Libur Panjang Nyepi dan Lebaran 2026 Capai 7 Hari
Menariknya, jadwal Lebaran 2026 berdekatan dengan Hari Suci Nyepi Tahun Baru Saka 1948. Pemerintah menetapkan:
- Rabu, 18 Maret 2026: Cuti Bersama Nyepi
- Kamis, 19 Maret 2026: Hari Suci Nyepi
Kedekatan tanggal tersebut menciptakan potensi libur panjang (long weekend) yang cukup panjang. Jika dihitung sejak 18 hingga 24 Maret 2026, total hari libur berurutan mencapai 7 hari. Momentum ini diprediksi akan dimanfaatkan masyarakat untuk mudik, berwisata, maupun berkumpul bersama keluarga.
Kebijakan Work From Anywhere (WFA) Saat Mudik Lebaran 2026
Selain menetapkan tanggal merah dan cuti bersama, pemerintah juga memperkenalkan kebijakan Work From Anywhere (WFA) atau bekerja dari mana saja bagi Aparatur Sipil Negara (ASN).
Skema WFA diterapkan pada periode:
- Arus mudik: 16–17 Maret 2026
- Arus balik: 25–27 Maret 2026
Kebijakan ini bertujuan untuk mengurai kepadatan lalu lintas selama musim mudik serta memberikan fleksibilitas bagi pekerja untuk mengatur jadwal perjalanan tanpa mengganggu produktivitas.
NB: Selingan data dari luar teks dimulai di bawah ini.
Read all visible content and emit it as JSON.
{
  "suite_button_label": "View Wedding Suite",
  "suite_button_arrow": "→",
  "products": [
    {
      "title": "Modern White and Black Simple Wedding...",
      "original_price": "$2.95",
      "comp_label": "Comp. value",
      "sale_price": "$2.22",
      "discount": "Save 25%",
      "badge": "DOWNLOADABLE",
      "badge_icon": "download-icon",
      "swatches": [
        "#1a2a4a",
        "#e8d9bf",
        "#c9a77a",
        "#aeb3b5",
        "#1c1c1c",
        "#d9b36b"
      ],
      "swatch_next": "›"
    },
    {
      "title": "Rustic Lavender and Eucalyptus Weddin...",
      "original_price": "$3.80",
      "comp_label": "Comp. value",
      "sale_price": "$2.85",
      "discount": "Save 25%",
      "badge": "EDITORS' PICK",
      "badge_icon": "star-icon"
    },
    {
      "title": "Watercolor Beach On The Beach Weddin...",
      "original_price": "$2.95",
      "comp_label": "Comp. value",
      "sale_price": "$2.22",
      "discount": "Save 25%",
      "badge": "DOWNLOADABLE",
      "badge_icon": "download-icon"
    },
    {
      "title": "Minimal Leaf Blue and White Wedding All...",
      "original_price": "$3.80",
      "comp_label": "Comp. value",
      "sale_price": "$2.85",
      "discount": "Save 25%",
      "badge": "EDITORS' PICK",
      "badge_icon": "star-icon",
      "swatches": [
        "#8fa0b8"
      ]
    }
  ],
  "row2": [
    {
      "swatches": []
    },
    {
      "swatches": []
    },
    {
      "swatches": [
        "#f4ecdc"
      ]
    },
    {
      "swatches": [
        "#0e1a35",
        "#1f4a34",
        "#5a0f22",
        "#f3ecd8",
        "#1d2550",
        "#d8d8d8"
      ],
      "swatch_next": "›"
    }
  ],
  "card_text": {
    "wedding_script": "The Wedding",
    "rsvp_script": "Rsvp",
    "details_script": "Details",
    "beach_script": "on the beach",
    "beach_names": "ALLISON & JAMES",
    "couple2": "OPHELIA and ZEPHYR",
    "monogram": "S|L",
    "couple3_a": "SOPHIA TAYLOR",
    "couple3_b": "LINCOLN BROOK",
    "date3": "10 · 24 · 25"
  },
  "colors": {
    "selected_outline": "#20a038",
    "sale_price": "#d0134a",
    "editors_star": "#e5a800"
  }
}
Meski demikian, kebijakan WFA tidak berlaku bagi sektor pelayanan publik yang bersifat esensial, seperti layanan kesehatan, keamanan, dan transportasi.
Dampak Ekonomi Libur Lebaran 2026
Dengan durasi libur yang cukup panjang dan dukungan kebijakan kerja fleksibel, Lebaran 2026 diharapkan tidak hanya menjadi momen silaturahmi, tetapi juga mampu mendorong pertumbuhan ekonomi daerah. Sektor pariwisata, perhotelan, transportasi, hingga konsumsi rumah tangga diprediksi akan mengalami peningkatan signifikan selama periode tersebut.
Kesimpulan
Jadwal libur Lebaran dan cuti bersama 2026 yang telah ditetapkan melalui SKB 3 Menteri memberikan kepastian bagi masyarakat dalam merencanakan mudik maupun liburan. Rangkaian libur panjang hingga 7 hari serta kebijakan Work From Anywhere menjadi strategi pemerintah untuk menjaga kelancaran arus mudik sekaligus mendorong pergerakan ekonomi nasional. Dengan perencanaan yang matang, momentum Lebaran 2026 diharapkan membawa manfaat sosial dan ekonomi yang optimal bagi seluruh masyarakat Indonesia.